Naquele momento, Cecília voltou à sala, trazendo dois copos de suco. Hélder rapidamente salvou a foto, fechou o MSN e fingiu estar vendo as fotos da viagem. Cecília sentou-se novamente ao lado dele, entregou-lhe um dos copos:
— Tente fumar menos, beba mais suco.
Hélder recebeu o copo, acenou obediente como um burrinho e tomou alguns goles — era suco fresco de maçã.
— Amanhã começa a batalha de novo, nem sei se terei outra chance de viajar — Cecília sabia que teria muitos compromissos pela frente, o verdadeiro desafio estava para começar. Só de pensar que teria menos tempo para se divertir, suspirou.

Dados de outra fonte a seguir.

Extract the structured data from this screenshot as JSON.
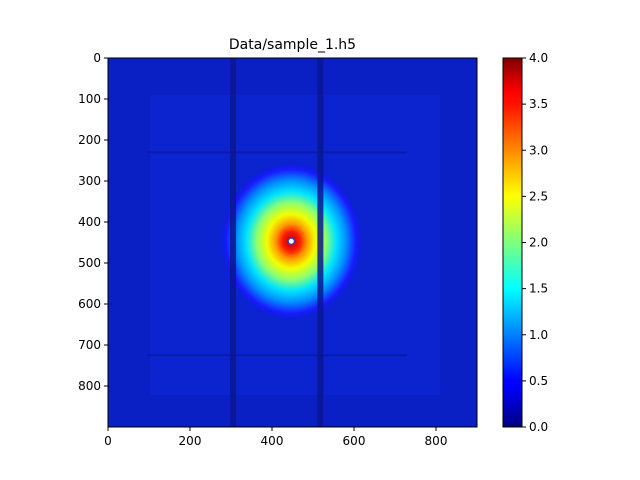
{
  "chart_data": {
    "type": "heatmap",
    "title": "Data/sample_1.h5",
    "xlabel": "",
    "ylabel": "",
    "xlim": [
      0,
      900
    ],
    "ylim": [
      900,
      0
    ],
    "x_ticks": [
      0,
      200,
      400,
      600,
      800
    ],
    "y_ticks": [
      0,
      100,
      200,
      300,
      400,
      500,
      600,
      700,
      800
    ],
    "x_tick_labels": [
      "0",
      "200",
      "400",
      "600",
      "800"
    ],
    "y_tick_labels": [
      "0",
      "100",
      "200",
      "300",
      "400",
      "500",
      "600",
      "700",
      "800"
    ],
    "colormap": "jet",
    "colorbar": {
      "range": [
        0.0,
        4.0
      ],
      "ticks": [
        0.0,
        0.5,
        1.0,
        1.5,
        2.0,
        2.5,
        3.0,
        3.5,
        4.0
      ],
      "tick_labels": [
        "0.0",
        "0.5",
        "1.0",
        "1.5",
        "2.0",
        "2.5",
        "3.0",
        "3.5",
        "4.0"
      ]
    },
    "beam_center": [
      447,
      447
    ],
    "peak_value": 4.0,
    "background_value": 0.1,
    "detector_gaps": {
      "vertical_x": [
        305,
        518
      ],
      "horizontal_y": [
        230,
        725
      ]
    },
    "grid": false
  }
}
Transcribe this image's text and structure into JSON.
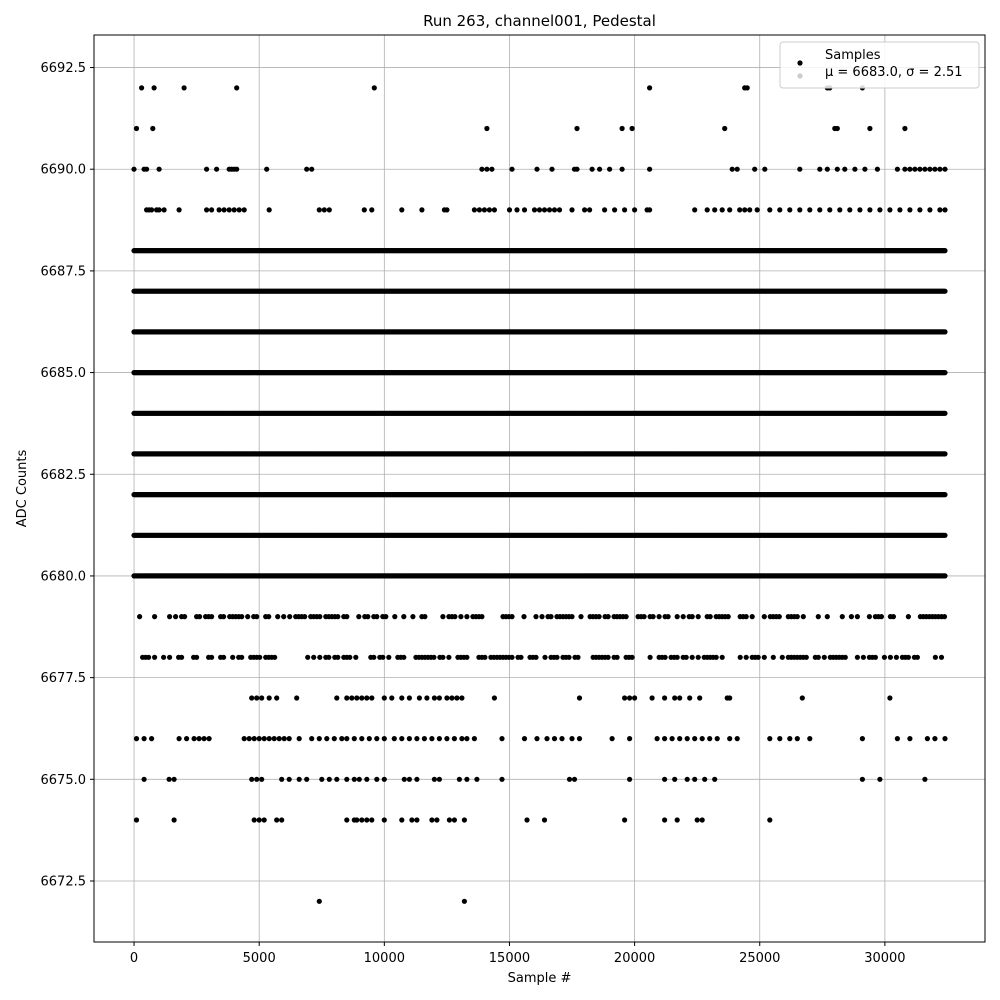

— E esses dias em Grande Raiz, você se divertiu? Não ficou triste de rever lugares do passado? — Hélder perguntou, tomando mais um gole de suco.
— Triste? — Cecília olhou surpresa para ele.
— Sim. Você disse que aquele lugar guardava lindas lembranças do seu namorado, mas agora ele não está mais ao seu lado. Não ficou melancólica? — Hélder revelou a mágoa que guardava sobre isso.
— Haha! Então era disso que falava? Eu só disse da boca pra fora, por que guardou isso até agora? — O sorriso aberto de Cecília era encantador, tão melodioso quanto sua voz. Depois de beber um pouco do suco, ela olhou de lado, franzindo as sobrancelhas como quem interroga um réu, e disse devagar:
— Pedrinha...
— O que foi? — Hélder ficou um pouco tenso, tomando outro gole grande.
— Você gosta de mim?
Puf! O suco que Hélder acabara de colocar na boca foi todo cuspido, pego totalmente de surpresa.